Não chegamos a tempo do Circuito Carioca de Esquetes, mas conseguimos espaço num festival um pouco menos conhecido, chamado Curta Cena de Teatro. Em novembro de 2003, Ensaio aberto foi apresentado. Nunca soubemos do resultado, mas uma amiga nossa disse que estava perto de um jurado e, na hora da piada envolvendo Gerald Thomas (não vou explicá-la, vocês entenderão quando ela aparecer no texto) o sujeito bufou de raiva e desenhou um D num papel. Isso significa que incomodamos...

Abaixo, segue o texto, com os nomes dos atores da escalação do elenco original. Rodrigo Cirne é ator e cantor lírico, o que rendeu a ele fazer parte do elenco dos musicais de Charles Möeller e Cláudio Botelho - 7 - o musical e o muito bem sucedido Beatles num céu de diamantes. Isabel Pinheiro (não sei se ela ainda usa este nome) fez algumas participações no humorístico Turma do Didi e na novela vespertina Malhação, e faz parte da Companhia Atores de Laura, comandada pelo diretor Daniel Herz, bem como Leandro Soares, que é assistente de direção de Daniel em algumas montagens.

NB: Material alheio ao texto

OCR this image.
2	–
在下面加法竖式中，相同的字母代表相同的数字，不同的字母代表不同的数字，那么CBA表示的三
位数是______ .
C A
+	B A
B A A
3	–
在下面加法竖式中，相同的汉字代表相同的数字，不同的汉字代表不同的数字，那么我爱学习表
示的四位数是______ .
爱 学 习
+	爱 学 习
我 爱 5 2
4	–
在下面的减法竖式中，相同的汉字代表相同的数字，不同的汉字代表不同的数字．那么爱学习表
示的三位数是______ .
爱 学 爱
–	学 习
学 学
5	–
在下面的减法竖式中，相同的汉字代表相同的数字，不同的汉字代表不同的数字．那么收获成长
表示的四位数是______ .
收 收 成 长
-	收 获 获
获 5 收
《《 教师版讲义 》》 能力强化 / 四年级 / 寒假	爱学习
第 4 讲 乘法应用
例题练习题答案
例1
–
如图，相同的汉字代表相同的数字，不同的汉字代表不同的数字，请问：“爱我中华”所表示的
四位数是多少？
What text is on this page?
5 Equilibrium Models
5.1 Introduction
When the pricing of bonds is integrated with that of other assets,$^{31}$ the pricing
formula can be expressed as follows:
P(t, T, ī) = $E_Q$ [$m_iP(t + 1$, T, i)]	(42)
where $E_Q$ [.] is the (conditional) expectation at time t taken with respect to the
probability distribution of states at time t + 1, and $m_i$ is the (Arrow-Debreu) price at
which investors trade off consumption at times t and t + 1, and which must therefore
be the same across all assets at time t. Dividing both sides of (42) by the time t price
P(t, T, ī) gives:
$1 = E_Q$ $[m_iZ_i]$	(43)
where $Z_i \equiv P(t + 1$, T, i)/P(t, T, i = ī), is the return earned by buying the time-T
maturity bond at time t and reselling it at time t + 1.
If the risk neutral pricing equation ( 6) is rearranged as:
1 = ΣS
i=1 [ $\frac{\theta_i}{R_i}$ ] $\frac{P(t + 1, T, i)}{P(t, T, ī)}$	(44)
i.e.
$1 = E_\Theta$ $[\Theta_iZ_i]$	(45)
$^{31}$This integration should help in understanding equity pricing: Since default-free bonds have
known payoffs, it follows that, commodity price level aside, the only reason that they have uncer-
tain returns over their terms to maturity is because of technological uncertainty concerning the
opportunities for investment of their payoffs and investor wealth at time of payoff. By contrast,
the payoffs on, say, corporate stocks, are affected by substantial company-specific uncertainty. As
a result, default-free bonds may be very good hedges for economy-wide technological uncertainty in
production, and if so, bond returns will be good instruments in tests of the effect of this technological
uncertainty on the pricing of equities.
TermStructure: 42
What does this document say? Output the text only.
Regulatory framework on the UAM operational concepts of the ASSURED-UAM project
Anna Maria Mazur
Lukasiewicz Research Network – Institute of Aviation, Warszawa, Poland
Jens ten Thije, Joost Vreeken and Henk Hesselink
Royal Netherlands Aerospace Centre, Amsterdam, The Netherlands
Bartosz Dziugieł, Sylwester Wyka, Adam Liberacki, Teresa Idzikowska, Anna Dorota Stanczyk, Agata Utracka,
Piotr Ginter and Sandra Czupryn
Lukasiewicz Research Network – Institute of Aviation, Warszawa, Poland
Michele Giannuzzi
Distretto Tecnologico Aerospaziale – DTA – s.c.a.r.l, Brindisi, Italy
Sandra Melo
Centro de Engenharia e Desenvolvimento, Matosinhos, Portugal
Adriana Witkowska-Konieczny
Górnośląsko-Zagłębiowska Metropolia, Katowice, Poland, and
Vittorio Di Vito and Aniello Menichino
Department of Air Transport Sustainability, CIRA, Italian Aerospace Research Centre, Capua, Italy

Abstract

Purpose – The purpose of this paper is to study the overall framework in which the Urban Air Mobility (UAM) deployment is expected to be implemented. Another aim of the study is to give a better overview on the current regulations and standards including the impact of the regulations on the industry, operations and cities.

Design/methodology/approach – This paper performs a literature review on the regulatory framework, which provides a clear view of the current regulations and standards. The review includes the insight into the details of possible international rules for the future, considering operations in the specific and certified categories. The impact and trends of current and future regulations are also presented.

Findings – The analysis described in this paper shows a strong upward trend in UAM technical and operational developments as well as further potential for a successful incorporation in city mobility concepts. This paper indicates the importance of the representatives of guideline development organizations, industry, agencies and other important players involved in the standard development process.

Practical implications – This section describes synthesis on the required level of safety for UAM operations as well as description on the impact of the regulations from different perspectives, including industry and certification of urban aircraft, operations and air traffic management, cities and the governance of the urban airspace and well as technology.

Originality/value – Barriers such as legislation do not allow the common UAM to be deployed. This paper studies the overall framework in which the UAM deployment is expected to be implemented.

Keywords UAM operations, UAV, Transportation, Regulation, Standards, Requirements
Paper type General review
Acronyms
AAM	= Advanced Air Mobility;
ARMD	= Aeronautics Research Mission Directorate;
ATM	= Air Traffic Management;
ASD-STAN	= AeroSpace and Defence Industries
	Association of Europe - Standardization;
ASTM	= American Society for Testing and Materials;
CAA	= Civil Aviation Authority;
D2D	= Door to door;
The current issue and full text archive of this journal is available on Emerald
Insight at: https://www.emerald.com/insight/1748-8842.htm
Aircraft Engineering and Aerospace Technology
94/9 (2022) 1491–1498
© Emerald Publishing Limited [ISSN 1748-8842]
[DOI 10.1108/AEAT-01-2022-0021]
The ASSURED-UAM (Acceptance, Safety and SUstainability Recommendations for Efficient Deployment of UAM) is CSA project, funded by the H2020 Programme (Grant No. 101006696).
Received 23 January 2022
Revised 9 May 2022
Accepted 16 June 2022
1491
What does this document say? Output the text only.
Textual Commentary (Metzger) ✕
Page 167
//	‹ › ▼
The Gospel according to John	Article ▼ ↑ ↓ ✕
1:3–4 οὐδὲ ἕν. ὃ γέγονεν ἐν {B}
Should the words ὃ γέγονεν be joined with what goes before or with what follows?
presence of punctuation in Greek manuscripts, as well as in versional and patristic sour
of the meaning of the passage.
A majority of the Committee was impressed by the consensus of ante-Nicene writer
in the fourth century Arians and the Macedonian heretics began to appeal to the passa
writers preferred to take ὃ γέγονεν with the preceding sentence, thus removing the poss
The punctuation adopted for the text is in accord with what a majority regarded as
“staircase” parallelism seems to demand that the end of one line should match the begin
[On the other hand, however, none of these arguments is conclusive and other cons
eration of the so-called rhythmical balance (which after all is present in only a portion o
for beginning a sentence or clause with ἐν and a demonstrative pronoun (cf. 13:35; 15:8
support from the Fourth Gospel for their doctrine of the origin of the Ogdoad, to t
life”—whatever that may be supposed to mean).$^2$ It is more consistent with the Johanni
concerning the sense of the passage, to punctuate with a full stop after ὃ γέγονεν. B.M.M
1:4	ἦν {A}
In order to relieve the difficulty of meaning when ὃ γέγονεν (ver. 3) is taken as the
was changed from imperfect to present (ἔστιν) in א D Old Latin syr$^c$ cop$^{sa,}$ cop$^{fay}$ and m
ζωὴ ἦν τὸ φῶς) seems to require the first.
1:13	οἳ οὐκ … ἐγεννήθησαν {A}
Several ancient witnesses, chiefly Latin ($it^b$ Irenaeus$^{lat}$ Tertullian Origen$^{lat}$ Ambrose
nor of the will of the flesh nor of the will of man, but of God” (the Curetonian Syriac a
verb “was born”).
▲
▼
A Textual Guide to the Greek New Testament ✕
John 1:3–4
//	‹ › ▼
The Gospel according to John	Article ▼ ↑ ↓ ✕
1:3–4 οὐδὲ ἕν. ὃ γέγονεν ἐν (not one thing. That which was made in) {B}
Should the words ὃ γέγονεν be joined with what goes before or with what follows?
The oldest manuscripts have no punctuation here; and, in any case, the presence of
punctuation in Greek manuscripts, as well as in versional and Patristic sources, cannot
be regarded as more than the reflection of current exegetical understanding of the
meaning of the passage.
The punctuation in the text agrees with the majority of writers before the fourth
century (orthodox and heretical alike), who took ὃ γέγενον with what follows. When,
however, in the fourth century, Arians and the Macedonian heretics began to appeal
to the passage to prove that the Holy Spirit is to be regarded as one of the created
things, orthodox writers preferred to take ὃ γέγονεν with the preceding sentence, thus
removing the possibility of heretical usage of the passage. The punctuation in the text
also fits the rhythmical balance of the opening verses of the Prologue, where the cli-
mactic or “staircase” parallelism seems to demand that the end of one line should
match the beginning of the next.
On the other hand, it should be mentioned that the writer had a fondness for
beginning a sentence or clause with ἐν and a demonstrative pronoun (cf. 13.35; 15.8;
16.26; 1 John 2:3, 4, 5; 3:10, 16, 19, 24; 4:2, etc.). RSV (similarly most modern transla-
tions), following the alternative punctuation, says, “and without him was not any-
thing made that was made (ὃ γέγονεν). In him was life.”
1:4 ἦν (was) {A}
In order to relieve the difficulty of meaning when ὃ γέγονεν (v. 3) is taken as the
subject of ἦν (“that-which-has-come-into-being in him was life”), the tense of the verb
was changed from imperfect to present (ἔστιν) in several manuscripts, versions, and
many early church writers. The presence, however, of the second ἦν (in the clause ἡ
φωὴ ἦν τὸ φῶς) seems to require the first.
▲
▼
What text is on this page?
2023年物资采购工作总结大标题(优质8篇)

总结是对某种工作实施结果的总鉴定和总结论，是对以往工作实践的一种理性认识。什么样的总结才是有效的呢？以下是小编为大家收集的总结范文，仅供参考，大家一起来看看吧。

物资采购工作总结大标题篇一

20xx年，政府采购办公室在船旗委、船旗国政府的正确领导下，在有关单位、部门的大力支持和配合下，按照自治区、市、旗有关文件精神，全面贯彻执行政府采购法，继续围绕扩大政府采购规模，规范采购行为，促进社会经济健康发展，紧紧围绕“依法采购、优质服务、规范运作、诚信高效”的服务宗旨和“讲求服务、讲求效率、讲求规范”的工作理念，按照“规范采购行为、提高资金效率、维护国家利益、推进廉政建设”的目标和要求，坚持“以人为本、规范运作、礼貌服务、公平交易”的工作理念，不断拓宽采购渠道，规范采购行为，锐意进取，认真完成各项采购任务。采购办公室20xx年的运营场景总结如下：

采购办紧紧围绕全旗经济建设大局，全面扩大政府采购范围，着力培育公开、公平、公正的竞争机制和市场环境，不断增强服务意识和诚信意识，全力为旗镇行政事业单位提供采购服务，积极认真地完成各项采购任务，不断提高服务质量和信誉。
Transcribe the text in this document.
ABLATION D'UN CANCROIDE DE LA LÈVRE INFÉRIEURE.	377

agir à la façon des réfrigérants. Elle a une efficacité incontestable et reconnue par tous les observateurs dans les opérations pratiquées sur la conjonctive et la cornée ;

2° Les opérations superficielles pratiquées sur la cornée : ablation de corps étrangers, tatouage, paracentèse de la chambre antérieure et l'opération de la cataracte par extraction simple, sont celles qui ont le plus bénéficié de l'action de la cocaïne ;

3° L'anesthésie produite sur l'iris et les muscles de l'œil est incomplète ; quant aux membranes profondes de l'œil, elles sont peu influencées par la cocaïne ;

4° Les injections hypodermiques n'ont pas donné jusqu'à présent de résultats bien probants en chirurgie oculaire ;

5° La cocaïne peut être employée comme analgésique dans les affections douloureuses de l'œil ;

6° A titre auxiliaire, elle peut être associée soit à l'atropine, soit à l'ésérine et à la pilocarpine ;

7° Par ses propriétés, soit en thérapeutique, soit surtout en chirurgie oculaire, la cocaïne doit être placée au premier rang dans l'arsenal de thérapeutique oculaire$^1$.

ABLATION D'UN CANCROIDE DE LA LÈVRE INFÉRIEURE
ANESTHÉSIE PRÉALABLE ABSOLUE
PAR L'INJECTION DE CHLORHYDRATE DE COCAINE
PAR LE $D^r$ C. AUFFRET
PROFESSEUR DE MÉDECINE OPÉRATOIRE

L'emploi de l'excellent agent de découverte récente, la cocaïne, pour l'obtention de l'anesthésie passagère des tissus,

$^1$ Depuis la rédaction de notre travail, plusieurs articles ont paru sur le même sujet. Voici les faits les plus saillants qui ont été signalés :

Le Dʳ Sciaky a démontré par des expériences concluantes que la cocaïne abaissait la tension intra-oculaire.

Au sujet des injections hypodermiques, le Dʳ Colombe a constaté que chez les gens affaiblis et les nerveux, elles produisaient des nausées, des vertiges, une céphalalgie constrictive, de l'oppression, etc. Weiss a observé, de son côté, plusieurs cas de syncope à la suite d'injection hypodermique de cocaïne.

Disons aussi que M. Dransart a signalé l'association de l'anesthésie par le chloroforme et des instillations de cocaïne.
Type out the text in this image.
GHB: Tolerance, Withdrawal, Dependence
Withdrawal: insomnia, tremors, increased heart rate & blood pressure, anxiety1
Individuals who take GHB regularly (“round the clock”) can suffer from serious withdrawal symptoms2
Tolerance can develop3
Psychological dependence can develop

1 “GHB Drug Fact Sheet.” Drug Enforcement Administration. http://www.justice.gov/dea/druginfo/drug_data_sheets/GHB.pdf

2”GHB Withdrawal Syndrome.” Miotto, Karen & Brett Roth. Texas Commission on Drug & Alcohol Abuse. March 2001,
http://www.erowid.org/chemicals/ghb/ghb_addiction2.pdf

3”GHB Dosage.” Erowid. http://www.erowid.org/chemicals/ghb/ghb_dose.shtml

Além de uma ótima atriz ("estudiosa em Stanislavski e que fez aula de nu na CAL", como a gente brincava nos ensaios"), Aline Pereira é professora da Faculdade Estácio de Sá e eu tive a honra de ajudá-la em sua tese de mestrado sobre Nelson Rodrigues (inclusive, fui citado nos agradecimentos). Nana Lima eu nunca mais vi, só sei que ela ficou com um livro de peças de Nelson Rodrigues meu e me fez comprar outro pra ter as obras completas do maior dramaturgo que o Brasil já teve - e um dos maiores do mundo.

Bom, mas agora deixemos de lado as nostalgias. Conheçam o Ensaio aberto. Reparem que eu estava tão empenhado em contar esta história que até tracei o perfil dos personagens.

Obrigado a todos, e fiquem à vontade pra comentar,

Vinícius Faustini

*****

ENSAIO ABERTO

De Leandro Soares e Vinícius Faustini.


PERSONAGENS (por ordem de entrada em cena)

JÚNIA LAMAS (Aline Pereira)

Diretora teatral, com seus padrões de teatro experimental muito concretos. Tem forte personalidade e liderança firme.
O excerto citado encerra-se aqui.